> to include the ability to do deduplication But... Won't it be an ugly kludge? ...

aidanhs · on Feb 12, 2016

> and it didn't exist with Docker (because it uses layers)

There's a big spectrum of 'solving the deduplication problem' and Docker is towards the 'when all you have is a sledgehammer' end.

Saying "you can manually arrange Dockerfiles so that they cooperate and share layers" is not solving things in an architectual sense! You essentially have to be using a single custom tool (Dockerfiles) to create your images and then you need to apply thinking power to consider how best to arrange your images (e.g. having a 'base' package.json to install a bunch of things common to many apps, then additional an additional package.json per-app).

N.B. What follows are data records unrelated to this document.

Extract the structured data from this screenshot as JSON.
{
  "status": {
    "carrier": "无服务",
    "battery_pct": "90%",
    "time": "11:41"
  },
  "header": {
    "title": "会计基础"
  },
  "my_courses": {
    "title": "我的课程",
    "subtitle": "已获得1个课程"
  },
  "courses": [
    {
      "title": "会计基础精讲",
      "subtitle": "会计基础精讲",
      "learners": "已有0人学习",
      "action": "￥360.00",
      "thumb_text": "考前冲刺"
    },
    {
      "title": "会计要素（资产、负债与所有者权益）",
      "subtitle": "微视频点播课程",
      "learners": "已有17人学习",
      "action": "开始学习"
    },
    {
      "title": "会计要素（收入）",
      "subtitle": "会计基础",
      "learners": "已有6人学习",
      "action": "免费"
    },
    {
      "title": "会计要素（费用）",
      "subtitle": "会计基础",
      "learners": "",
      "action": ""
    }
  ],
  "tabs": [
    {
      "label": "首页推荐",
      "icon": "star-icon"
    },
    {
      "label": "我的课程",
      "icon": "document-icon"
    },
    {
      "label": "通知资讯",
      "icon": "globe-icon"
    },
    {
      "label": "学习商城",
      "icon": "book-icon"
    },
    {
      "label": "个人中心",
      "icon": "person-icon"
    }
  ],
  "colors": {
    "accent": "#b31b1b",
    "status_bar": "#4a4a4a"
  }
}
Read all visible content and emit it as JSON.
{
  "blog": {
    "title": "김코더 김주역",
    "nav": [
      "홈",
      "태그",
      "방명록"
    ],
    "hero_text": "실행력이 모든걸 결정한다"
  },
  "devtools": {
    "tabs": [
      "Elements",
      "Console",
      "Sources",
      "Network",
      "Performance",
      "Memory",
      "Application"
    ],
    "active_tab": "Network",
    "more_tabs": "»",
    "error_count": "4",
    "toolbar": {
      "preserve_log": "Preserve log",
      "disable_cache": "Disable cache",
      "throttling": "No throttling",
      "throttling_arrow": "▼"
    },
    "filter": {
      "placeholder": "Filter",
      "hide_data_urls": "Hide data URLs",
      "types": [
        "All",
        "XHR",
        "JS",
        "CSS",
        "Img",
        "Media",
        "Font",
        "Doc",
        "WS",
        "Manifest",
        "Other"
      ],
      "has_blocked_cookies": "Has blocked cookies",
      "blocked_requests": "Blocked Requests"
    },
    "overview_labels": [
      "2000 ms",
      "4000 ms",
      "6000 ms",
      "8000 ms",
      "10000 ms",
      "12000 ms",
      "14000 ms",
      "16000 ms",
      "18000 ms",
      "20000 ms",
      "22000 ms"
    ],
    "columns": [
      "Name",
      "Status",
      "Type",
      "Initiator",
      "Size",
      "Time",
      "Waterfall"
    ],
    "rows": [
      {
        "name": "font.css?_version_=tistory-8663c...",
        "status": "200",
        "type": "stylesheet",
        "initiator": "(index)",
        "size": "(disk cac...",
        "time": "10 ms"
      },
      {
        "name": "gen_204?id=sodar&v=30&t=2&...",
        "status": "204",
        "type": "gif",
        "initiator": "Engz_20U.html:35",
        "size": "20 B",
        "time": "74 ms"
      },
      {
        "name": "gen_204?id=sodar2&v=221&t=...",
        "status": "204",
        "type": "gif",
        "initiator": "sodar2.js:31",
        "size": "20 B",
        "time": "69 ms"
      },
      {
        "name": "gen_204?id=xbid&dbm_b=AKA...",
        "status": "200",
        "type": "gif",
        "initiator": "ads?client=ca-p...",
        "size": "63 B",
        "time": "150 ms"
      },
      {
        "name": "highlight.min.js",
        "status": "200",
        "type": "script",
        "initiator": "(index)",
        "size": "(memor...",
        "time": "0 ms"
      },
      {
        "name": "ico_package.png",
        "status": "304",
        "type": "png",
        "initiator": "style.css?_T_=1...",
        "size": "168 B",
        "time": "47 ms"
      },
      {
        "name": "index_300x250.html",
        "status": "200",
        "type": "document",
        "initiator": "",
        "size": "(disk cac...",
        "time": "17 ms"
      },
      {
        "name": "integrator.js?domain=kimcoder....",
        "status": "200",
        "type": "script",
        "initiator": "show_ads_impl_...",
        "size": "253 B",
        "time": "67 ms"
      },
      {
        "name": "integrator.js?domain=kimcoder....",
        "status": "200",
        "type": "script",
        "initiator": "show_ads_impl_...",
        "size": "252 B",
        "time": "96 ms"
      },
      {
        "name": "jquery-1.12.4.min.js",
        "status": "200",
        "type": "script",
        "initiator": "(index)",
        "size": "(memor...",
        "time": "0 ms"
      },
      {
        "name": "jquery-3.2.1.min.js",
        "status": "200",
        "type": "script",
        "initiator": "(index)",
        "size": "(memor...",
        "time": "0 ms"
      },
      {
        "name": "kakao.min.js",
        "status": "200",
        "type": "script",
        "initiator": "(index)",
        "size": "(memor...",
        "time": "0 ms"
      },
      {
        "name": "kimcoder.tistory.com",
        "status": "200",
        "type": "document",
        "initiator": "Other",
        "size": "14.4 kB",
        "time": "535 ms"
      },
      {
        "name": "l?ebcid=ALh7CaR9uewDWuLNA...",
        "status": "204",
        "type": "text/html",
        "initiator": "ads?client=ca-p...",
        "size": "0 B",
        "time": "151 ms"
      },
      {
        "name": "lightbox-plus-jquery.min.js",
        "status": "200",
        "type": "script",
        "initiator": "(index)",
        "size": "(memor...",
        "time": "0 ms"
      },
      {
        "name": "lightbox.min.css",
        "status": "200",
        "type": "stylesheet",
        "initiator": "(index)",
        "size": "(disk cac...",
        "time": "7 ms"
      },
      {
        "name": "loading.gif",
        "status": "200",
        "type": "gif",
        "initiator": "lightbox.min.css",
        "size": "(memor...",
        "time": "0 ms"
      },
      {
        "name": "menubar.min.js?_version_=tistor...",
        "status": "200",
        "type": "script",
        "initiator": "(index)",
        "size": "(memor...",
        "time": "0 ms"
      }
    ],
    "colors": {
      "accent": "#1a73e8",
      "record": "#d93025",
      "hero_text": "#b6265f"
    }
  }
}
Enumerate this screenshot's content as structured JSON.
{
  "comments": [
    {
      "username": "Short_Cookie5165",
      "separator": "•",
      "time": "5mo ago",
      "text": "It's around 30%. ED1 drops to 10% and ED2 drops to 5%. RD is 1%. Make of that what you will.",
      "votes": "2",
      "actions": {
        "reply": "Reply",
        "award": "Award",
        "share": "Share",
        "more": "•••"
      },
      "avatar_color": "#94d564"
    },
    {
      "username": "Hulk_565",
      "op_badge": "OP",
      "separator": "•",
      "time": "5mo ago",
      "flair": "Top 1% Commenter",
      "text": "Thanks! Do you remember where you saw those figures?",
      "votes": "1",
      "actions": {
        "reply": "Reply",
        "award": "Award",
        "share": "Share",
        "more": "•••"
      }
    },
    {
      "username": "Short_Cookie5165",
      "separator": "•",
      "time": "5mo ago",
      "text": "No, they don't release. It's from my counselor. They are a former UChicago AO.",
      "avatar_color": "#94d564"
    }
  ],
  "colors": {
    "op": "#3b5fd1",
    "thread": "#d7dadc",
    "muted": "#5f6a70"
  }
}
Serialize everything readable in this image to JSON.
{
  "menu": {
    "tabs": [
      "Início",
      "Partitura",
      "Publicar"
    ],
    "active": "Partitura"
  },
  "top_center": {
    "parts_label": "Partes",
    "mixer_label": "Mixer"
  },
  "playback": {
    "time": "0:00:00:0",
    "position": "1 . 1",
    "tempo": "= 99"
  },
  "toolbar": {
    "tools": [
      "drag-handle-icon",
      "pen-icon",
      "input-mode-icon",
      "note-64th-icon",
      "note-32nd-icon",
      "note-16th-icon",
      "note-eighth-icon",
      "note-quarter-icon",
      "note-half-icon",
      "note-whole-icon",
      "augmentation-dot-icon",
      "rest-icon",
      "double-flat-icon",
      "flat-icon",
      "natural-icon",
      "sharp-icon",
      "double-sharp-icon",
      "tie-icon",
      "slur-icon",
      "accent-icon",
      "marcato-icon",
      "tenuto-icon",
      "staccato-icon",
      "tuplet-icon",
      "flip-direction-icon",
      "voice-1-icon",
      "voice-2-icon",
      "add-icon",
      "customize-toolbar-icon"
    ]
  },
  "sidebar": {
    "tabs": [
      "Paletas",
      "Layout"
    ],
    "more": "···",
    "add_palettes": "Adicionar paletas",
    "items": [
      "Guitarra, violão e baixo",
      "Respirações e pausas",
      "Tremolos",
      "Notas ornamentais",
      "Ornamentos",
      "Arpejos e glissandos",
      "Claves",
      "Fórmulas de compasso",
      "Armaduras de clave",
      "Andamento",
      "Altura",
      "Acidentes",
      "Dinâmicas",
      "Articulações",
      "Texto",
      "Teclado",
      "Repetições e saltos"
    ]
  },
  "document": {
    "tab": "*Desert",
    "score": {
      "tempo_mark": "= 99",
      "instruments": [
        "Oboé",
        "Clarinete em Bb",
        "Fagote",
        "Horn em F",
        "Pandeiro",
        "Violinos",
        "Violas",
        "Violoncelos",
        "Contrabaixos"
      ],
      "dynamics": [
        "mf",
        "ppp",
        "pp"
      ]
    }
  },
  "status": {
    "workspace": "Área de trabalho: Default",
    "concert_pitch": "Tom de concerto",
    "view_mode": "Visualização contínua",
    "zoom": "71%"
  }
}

It's getting better with 1.10 (layer content is no longer linked to parent layers, so ADDing the same file in different places should reuse the same layer) but it's still pretty imperfect. I created https://github.com/aidanhs/dayer to demonstrate the ability to extract common files from a set of images and use it as a base layer, which is another improvement. Even better would be a pool of data split with a rolling checksum, like the one bup creates - short of domain-specific improvements (e.g. LTO when compiling C), I think this is probably the best architectural thing you can do.

drdaeman · on Feb 12, 2016

Oh, sorry. Yes. I think, I'm with you on this. I didn't meant to say about the quality of this approach. I just meant that Docker has its means to not duplicate by having shared base layers - so we can say the problem [mostly] didn't exist in systems Subuser had started from - but it's completely another matter whenever the approach it takes is good or not.

rljy · on Feb 12, 2016

No, algorithmic deduplicaton is not a kludge! It is the oposite of a kludge. It is a beautiful way of letting the computer do hard work for you! Rather than trying to deduplicate things by hand (aka, traditional dependency management) you let the computer do it for you :)

drdaeman · on Feb 12, 2016

Oh, no, I guess I wasn't clear on what I mean. Sorry.

Data compression (which deduplication essentially is a subset of) absolutely isn't a kludge. I meant, introducing the duplication (by design) and then inventing some workaround to get back to square one - that's the suspicious part. It adds complexity, when there could be none.

rljy · on Feb 12, 2016

Square one, being, in your opinion cramming all of the dependencies together in one place? There is a big advantage to immutable dependencies though... Your code NEVER breaks. If the dependencies are immutable, and the architecture stays the same, then your code will run. Of course, you can still use apt-get or another package manager to build your images, so the whole updating of dependencies thing is no worse than where you started. It's just, you have the option of not changing things, and not breaking things as well.

drdaeman · on Feb 12, 2016

I must be misunderstanding something.

Isn't it Subuser that crams all the dependencies together, in one place (image)? So there was that proposal so images are deduplicated, in a sense shared files are automatically detected and stored only once, saving disk space. But then, isn't it that Subuser is completely unaware of any metadata a particular file may have, so it can't really tell the difference between libz and libm, or know that all those binary-different libpng16.so have the 100% compatible ABI and are interchangeable (but not all libpng12.so do)?

From what I understood, Subuser is a package manager (plus permission manager) that doesn't know a thing about what it's packaging - only the large-scale image.

Package managers have all libraries separate, that's the whole point why package managers were invented in the first place. If a package management uses some database, dependencies may lay together in the filesystem, but the're completely separate in package manager's database. If package management system uses filesystem as its database, then packages are separate in that regard, too. There's immutability as well, sometimes enforced, sometimes along the lines of storing `dpkg -l | grep '^ii' | awk '{ print $2 "=" $3 }'` output to save the exact state.